Un an plus tard, Cal avait été surentraîné, son corps avait été poussé à bout des centaines de fois, il avait repoussé ses limites et craché du sang toutes les nuits pendant des semaines. Mais il était prêt, en tout cas c'était ce qu'elle disait.
- Ta forme animale a tellement grandit, on a du mal à croire que tu n'es qu'un gamin de dix ans en te voyant ...
La main de la femme brisée se posa sur une grande tête noire et des yeux dorés et sauvages se posèrent sur elle. Voilà donc qu'elle était fière de lui. Devait-il se sentir heureux ? Peut-être pas, et pourtant, cela lui permit de tenir le coup.
- Ne le laisse pas s'enfuir cette fois !
Dans sa chaise roulante, la jeune femme aux cheveux d'argent leva une main en direction des fuyards. Ses yeux exorbités témoignaient de sa folie, pour elle, la vie des autres n'avaient plus d'importance, elles ne faisaient qu'alimenter sa haine. Cal, en fidèle instrument de cette vengeance aveugle, rattrapa les deux jeunes en fuite. Ils n'étaient même pas mange-morts, seulement victime des soupçons déments d'une femme malade, mais le jeune garçon n'en avait que faire, il devait obéir. Il tua le garçon mais lorsqu'il plaqua la fille au sol et qu'elle planta des yeux verts effrayés dans les siens, il eut comme un choc. Ces yeux, ce sentiment, il le reconnaissait. Douleur, peine, peur, effroi, ... Tant de choses qui étaient passées dans ses yeux à lui et que personne n'avait vu. Comme il aurait aimé que sa mère puisse se rendre compte alors que ce qu'elle faisait de lui était mal ...
Il lâcha sa proie et la regarda s'enfuir. Quant il revint vers sa mère assise sur son trône de métal et d'ivoire, il garda la tête basse, honteux d'avoir trahi sa seule famille.
Elle lui lança un regard angoissé depuis le quai et Cal se souvint de ces derniers mots à son égard :
- Reviens très vite, je mourrais sans toi !
Il ne voulait pas qu'elle meurt, il ne fallait pas que sa mère meurt à cause de lui ... Elle était tout ce qu'il avait. Il devait aller à Hogwarts, mais il ne perdait pas de vue l'objectif qu'elle lui avait donné. Il savait pourquoi il avait été entraîné, il savait qu'il reviendrait toujours vers elle.
C'était un matin, un matin des vacances de Noël, un matin neigeux. Ses cheveux flottaient sur un océan blanc et ses yeux verts lui semblaient toujours aussi magnifiques. Il allait sur sa troisième année à Hogwarts, et au contact des autres jeunes, au contact de cette jeune fille, il avait réapprit ce qu'était vraiment la bien et le mal. Il avait apprit qu'il était mal de tuer, même pour une personne qu'on aime, il avait apprit que tout ce qu'avait sa mère jusqu'à présent était mal. Et il commença peu à peu à lui tourner le dos, jusqu'à ne plus revenir à la maison pendant les vacances. Il avait beau savoir qu'elle était malade, que ce n'était pas sa faute, il ne voulait plus y retourner, il ne voulait plus faire de mal à personne.

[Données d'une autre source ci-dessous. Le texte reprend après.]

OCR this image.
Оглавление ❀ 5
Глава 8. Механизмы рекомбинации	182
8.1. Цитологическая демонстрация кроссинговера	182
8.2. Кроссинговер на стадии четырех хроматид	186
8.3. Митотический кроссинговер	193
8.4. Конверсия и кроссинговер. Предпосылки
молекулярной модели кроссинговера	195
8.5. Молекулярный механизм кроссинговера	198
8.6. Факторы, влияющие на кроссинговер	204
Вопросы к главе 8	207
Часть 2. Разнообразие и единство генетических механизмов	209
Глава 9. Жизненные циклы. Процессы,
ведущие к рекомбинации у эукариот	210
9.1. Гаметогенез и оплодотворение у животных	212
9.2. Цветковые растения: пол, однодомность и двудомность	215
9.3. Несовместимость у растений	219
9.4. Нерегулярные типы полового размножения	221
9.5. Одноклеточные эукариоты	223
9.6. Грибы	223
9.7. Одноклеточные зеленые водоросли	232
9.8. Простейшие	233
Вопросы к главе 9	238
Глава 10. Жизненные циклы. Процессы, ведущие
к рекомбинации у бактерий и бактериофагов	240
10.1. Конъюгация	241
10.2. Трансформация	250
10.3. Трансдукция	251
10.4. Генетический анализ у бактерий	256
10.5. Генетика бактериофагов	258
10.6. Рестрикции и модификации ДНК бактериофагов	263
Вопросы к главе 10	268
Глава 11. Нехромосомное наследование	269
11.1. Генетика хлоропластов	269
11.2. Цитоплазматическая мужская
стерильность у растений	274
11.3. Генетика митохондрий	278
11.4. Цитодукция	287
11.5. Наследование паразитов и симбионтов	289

- Tu m'as trahi ! J'ai dû faire tout le travail moi même !
Les mains de la jeune femme triturèrent son visage déjà ravagé par les larmes et la démence.
- Je pensais que je pouvais compter sur toi !
Ses hurlements, ses gémissements, s'en était trop pour Cal :
- Qu'est ce que tu attends de moi maman ?
- Tue le ! Maintenant que je l'ai enfin trouvé, tue-le ! Fais au moins ça pour moi ! Après, je ne veux plus jamais te revoir !
Cal se retourna vers la chaise où était assis un sorcier, un sac en toile autour du visage. Le mange-mort qui avait tué son père. Cal se transforma une dernière fois et prit son élan avant de bondir sur cet homme qui était à l'origine de tout.
Ce fut vite terminé, mais au lieu de se sentir libéré, Cal se sentit sale. Encore plus sale lorsque les épaules de ce corps sans vie reprirent leur véritable forme frêle et que de longs cheveux bruns s'échappèrent du sac en toile. La vie avait quitté sa victime, le maléfice de la folle révélait enfin tout le stratagème. Il retira le sac et perdit son âme ... Ses yeux verts ... Même éteints ils étaient toujours aussi magnifiques.
Un rugissement transperça la nuit, une ombre noire se précipita sur la reine démente. Il ne contrôlait plus, il n'était plus que rage et colère, il était aussi fou qu'elle.
Quand il reprit ses esprits, elle gisait elle aussi devant lui. Il était libre, le monde était libéré, mais il n'avait jamais été aussi seul et malheureux.